Men Invaded Indigenous Village and Assassinated Waiãpi Leader

10 to 15 men carried large guns

Fabiano Maisonnave Rubens Valente
Manaus and Brasília

Up to 15 men armed with high-caliber weapons have invaded the Waiãpi Indigenous Land in western Amapá in an attempt to intimidate indigenous people living in a remote region of the state, according to FUNAI, Brazil’s indigenous agency.

Based on reports from the Waiãpis, FUNAI says the group assasinated leader Emyra Waiãpi last week (there were no witnesses, and the body was only found the next day).

Waiãpi Indigenous - Crédito: Fiona Watson/Survival International

The indigenous agency has not yet arrived at the scene of the crime, accessible only through a journey by car, boat, and on foot.

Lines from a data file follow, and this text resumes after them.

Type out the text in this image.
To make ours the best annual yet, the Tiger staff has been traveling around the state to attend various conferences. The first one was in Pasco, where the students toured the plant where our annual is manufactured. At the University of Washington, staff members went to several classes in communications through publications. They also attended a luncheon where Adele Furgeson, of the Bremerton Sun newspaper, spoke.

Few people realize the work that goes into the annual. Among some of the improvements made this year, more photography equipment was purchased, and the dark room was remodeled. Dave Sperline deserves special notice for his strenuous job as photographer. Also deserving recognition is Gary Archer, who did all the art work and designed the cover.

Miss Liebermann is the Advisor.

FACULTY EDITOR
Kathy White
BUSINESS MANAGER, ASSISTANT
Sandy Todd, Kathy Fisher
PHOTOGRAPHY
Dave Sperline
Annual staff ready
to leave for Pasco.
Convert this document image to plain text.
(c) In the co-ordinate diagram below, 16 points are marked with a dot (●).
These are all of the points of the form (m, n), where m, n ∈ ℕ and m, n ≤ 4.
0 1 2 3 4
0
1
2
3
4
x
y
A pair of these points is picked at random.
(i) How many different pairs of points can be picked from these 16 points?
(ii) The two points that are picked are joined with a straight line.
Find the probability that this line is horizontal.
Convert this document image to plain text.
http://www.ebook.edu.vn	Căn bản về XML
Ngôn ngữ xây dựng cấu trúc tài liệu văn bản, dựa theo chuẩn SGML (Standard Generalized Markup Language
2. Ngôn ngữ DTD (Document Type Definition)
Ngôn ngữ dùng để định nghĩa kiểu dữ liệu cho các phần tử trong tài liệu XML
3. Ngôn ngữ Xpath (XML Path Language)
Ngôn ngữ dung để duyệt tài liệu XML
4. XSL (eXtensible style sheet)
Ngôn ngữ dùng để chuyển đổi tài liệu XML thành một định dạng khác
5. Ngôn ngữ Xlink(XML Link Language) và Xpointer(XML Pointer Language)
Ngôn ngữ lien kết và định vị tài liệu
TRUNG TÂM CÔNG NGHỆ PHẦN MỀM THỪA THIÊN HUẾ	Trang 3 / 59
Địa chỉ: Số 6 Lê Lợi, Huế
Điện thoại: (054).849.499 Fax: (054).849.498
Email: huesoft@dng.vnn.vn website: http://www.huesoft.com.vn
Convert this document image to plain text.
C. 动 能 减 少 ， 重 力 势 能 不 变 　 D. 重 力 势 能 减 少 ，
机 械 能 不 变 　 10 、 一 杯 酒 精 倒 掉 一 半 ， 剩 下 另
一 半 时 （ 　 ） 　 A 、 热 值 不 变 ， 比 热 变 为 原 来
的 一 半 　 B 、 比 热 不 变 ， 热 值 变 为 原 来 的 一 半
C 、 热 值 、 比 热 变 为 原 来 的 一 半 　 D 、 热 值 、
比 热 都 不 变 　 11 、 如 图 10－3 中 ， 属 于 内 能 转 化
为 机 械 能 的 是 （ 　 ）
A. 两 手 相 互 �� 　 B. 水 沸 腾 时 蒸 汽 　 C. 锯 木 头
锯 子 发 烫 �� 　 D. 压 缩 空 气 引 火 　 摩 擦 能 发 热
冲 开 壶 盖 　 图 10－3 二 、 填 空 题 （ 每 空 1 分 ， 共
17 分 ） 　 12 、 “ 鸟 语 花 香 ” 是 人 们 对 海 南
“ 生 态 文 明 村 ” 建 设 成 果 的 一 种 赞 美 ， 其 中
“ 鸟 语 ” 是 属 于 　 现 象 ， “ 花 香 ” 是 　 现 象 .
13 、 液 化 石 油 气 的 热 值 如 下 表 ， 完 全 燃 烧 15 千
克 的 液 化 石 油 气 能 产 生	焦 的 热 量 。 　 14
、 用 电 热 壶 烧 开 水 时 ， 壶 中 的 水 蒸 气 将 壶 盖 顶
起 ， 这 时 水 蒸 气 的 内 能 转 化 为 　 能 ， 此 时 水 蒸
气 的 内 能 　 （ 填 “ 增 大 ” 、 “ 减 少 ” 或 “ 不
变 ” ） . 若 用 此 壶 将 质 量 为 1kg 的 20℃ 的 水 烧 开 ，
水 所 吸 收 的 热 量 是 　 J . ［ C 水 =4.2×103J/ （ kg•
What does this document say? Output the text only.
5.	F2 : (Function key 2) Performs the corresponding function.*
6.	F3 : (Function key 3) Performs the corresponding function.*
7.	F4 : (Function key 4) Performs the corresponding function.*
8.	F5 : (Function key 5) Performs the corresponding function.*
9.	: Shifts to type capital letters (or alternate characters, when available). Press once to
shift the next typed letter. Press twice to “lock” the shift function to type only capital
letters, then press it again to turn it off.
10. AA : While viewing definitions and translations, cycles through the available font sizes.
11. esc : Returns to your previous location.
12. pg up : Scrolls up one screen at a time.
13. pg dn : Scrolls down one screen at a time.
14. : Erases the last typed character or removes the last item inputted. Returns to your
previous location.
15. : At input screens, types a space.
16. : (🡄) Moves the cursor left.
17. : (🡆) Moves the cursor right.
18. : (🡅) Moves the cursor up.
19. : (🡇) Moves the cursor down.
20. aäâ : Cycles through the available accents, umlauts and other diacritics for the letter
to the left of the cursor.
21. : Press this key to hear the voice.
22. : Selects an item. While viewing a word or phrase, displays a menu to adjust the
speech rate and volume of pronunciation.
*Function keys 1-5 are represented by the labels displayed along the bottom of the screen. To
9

The invasion comes amid repeated statements by President Jair Bolsonaro (PSL) that he intends to legalize mining in indigenous lands, a campaign promise. The change in legislation, however, needs congressional approval.

The FUNAI document states that the invaders are sleeping in Aramirã village, forcing the Waiãpis to move to a neighboring community that is a 40-minute walk away.

FUNAI instructed the Indians not to approach the armed men, possibly miners. The region is rich in gold.